How does this help you? Well, when a user logs in, you show a login page. You do not care who sees that page and so it does not need to be secured. Your login page calls your PHP script and if they pass validation of the passwords, you start a session and set a value to say they are okay. Then, every page on the site has code at the beginning of the code that checks for this session variable. If not valid, it goes to a NOT-ALLOWED-ACCESS page. Easy to do.

So, step by step…

At the top of EVERY page add this:
[php]

<?PHP session_start(); ?>

[/php]
You can add the one line to your existing PHP code, but, it MUST be the first command on every page in your PHP sections of code.

Next, in your code where you validate the user’s ID and password, if they pass, you assign a session variable. BEFORE the testing you set this session variable to null to make sure it is not passed to the other pages without being check first. Something like this:
[php]

<?PHP // Before testing the user ID and password $_SESSION["user_logged_in"] = ""; // If the user ID/password check is valid, add this just before redirection to the user's page $_SESSION["user_logged_in"] = "yes"; ?>

[/php]
Note: I made up the variable names and values, pick your own…

Now, that session variable stays active until you time out your page or close the browser.
So, all following pages have it to use. So, after your log in page sends the user to the link.php page, or where you want them to be, the frist part of that page tests to see if they are logged in. Like:
[php]

<?PHP if ( $_SESSION["user_logged_in"] != "yes" ) { header("Location: noaccess.html"); } ?>

[/php]
Note: what this does is if the user is NOT logged in, it sends the user to another page I called noaccess.html. In that page, you would have a warning that they are not allowed here. And, maybe give them a link back to the login page.

What all this will do is lock people out of the link.php page. If you go to that page directly, then the session variable “user_logged_in” would NOT be set and therefore would then ship you off to the no-access warning page.

Hope that all makes sense. Good luck…

I need a simpler code, which does not require a login… Im thinking maybe it’s not php that I’m thinking of… Maybe javascript or something else?

I just showed you the simplest code to secure your site.

There is no simple way with Javascript as it is CLIENT-SIDE only.
So, it is viewable by all users. Anyone can RIGHT-CLICK on ANY site and select VIEW-SOURCE
and see all of the Javascript on the page. They can see how you protected the page and just
go around the code. PHP on the other hand is totally SERVER-SIDE code! You can NOT see any
of that code from the client-side. (Which means from the browser.)

So you said you wanted to secure the link.php page. You could write something out to a text
file in the first page and then read that file in the second file, but, that is not secure. Any user
could just type in your URL of the link.php page and bypass everything.

What this means is if you have www.yoursite.com and you have it default to a page named pass.php,
and depending on what is done on that page to go to the link.php page. That means anyone looking
at your site, could figure out to type in www.yoursite.com/pass.php and go to that page bypassing
your security. But, with session variables, this would not be able to happen.

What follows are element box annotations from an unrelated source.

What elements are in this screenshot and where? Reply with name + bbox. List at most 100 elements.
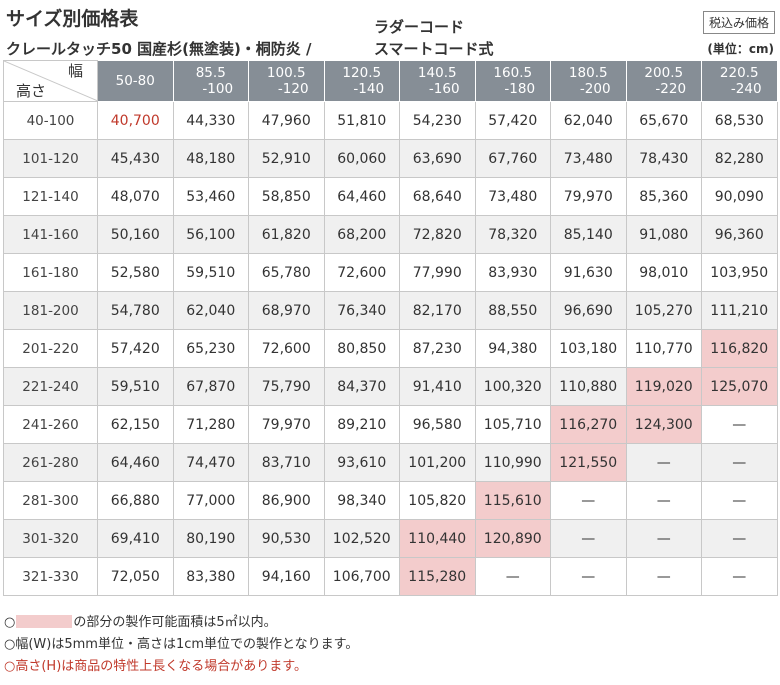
price-cell: 105,270 <box>625 291 702 330</box>
price-table-body: 40-100 40,700 44,330 47,960 51,810 54,230 57,4… <box>3 101 778 596</box>
price-cell: 79,970 <box>550 177 627 216</box>
price-cell: 94,380 <box>474 329 551 368</box>
height-range-cell: 121-140 <box>3 177 98 216</box>
price-cell: 68,640 <box>399 177 476 216</box>
price-cell: 40,700 <box>97 101 174 140</box>
price-cell: 121,550 <box>550 443 627 482</box>
width-range-start: 50-80 <box>115 73 155 89</box>
cord-type-ladder: ラダーコード <box>374 18 465 36</box>
price-cell: — <box>550 557 627 596</box>
table-row: 181-200 54,780 62,040 68,970 76,340 82,170 88,… <box>3 291 778 330</box>
price-cell: — <box>701 557 778 596</box>
table-row: 261-280 64,460 74,470 83,710 93,610 101,200 11… <box>3 443 778 482</box>
price-cell: 48,180 <box>172 139 249 178</box>
price-cell: 93,610 <box>323 443 400 482</box>
price-cell: 60,060 <box>323 139 400 178</box>
height-range-cell: 281-300 <box>3 481 98 520</box>
price-cell: 78,430 <box>625 139 702 178</box>
price-cell: 52,580 <box>97 253 174 292</box>
price-cell: — <box>625 481 702 520</box>
width-range-end: -220 <box>655 81 687 97</box>
width-range-end: -140 <box>353 81 385 97</box>
price-cell: 78,320 <box>474 215 551 254</box>
height-range-cell: 241-260 <box>3 405 98 444</box>
width-range-start: 220.5 <box>719 65 759 81</box>
price-cell: 58,850 <box>248 177 325 216</box>
price-cell: 89,210 <box>323 405 400 444</box>
price-cell: 59,510 <box>172 253 249 292</box>
price-cell: 59,510 <box>97 367 174 406</box>
table-row: 121-140 48,070 53,460 58,850 64,460 68,640 73,… <box>3 177 778 216</box>
width-header-cell: 200.5 -220 <box>625 60 702 102</box>
notes-section: ○ の部分の製作可能面積は5㎡以内。 ○幅(W)は5mm単位・高さは1cm単位での… <box>4 612 358 678</box>
tax-included-badge: 税込み価格 <box>702 11 775 34</box>
price-cell: 98,010 <box>625 253 702 292</box>
price-cell: 63,690 <box>399 139 476 178</box>
width-header-cell: 140.5 -160 <box>399 60 476 102</box>
price-cell: 72,050 <box>97 557 174 596</box>
price-cell: 115,280 <box>399 557 476 596</box>
price-cell: 67,760 <box>474 139 551 178</box>
price-cell: 62,040 <box>172 291 249 330</box>
price-cell: 111,210 <box>701 291 778 330</box>
width-header-cell: 120.5 -140 <box>323 60 400 102</box>
price-cell: 80,850 <box>323 329 400 368</box>
price-cell: 57,420 <box>97 329 174 368</box>
price-cell: 71,280 <box>172 405 249 444</box>
price-cell: 115,610 <box>474 481 551 520</box>
price-cell: 85,140 <box>550 215 627 254</box>
highlight-legend-swatch <box>16 615 73 628</box>
price-cell: 80,190 <box>172 519 249 558</box>
price-cell: 82,170 <box>399 291 476 330</box>
height-range-cell: 221-240 <box>3 367 98 406</box>
price-cell: 79,970 <box>248 405 325 444</box>
price-cell: 72,600 <box>323 253 400 292</box>
price-cell: 86,900 <box>248 481 325 520</box>
price-cell: 72,600 <box>248 329 325 368</box>
table-row: 301-320 69,410 80,190 90,530 102,520 110,440 1… <box>3 519 778 558</box>
height-range-cell: 141-160 <box>3 215 98 254</box>
price-cell: 73,480 <box>550 139 627 178</box>
price-cell: 48,070 <box>97 177 174 216</box>
note-height-warning: ○高さ(H)は商品の特性上長くなる場合があります。 <box>4 659 307 674</box>
cord-type-smart: スマートコード式 <box>374 40 494 58</box>
width-header-row: 幅 高さ 50-80 85.5 -100 100.5 -120 120.5 -140 140.… <box>3 60 778 102</box>
price-cell: 73,480 <box>474 177 551 216</box>
price-cell: 85,360 <box>625 177 702 216</box>
price-cell: — <box>625 443 702 482</box>
table-row: 241-260 62,150 71,280 79,970 89,210 96,580 105… <box>3 405 778 444</box>
width-header-cell: 100.5 -120 <box>248 60 325 102</box>
height-range-cell: 321-330 <box>3 557 98 596</box>
width-range-start: 200.5 <box>644 65 684 81</box>
table-row: 321-330 72,050 83,380 94,160 106,700 115,280—… <box>3 557 778 596</box>
price-cell: 110,770 <box>625 329 702 368</box>
price-cell: 105,710 <box>474 405 551 444</box>
price-cell: 62,150 <box>97 405 174 444</box>
product-subtitle: クレールタッチ50 国産杉(無塗装)・桐防炎 / <box>6 40 312 58</box>
price-cell: 84,370 <box>323 367 400 406</box>
note-unit-steps: ○幅(W)は5mm単位・高さは1cm単位での製作となります。 <box>4 637 359 652</box>
price-cell: 91,080 <box>625 215 702 254</box>
width-range-start: 140.5 <box>417 65 457 81</box>
price-cell: — <box>701 481 778 520</box>
width-range-end: -160 <box>428 81 460 97</box>
price-cell: 91,410 <box>399 367 476 406</box>
price-cell: 65,230 <box>172 329 249 368</box>
price-cell: 96,360 <box>701 215 778 254</box>
width-range-end: -200 <box>579 81 611 97</box>
price-cell: — <box>625 519 702 558</box>
price-cell: 77,990 <box>399 253 476 292</box>
table-corner-cell: 幅 高さ <box>3 60 98 102</box>
table-row: 40-100 40,700 44,330 47,960 51,810 54,230 57,4… <box>3 101 778 140</box>
price-cell: — <box>550 519 627 558</box>
price-cell: 116,270 <box>550 405 627 444</box>
table-row: 141-160 50,160 56,100 61,820 68,200 72,820 78,… <box>3 215 778 254</box>
price-cell: 96,690 <box>550 291 627 330</box>
price-cell: 87,230 <box>399 329 476 368</box>
width-range-start: 160.5 <box>493 65 533 81</box>
price-cell: 124,300 <box>625 405 702 444</box>
height-range-cell: 201-220 <box>3 329 98 368</box>
price-cell: 75,790 <box>248 367 325 406</box>
price-cell: 74,470 <box>172 443 249 482</box>
price-cell: 98,340 <box>323 481 400 520</box>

So, why would you want to secure it with something not secure? You are the one that is a “newbie”
at PHP, but, want to use PHP and I told you an extremely simple way to secure the pages. Why not
use it? Perhaps I am not clear on what you really want to do?

I didnt need it to be so secured… Well, I did some googling and found out what I need:

<?php session_start(); $_SESSION['valid'] = "yes"; echo "Page 1"; ?>

page2.php has this script:

<?php session_start(); if ($_SESSION['valid'] != "yes") header("Location: page1.php"); echo "Page 2"; ?>

You got your solution in the first reply to the thread. I have a rule as to not write entire code out for people and rather they get an answer, give it a go and ask for help if they run into trouble,

That is EXACTLY what I told you.

Oh yeah lol. The “logged in” words scared me haha.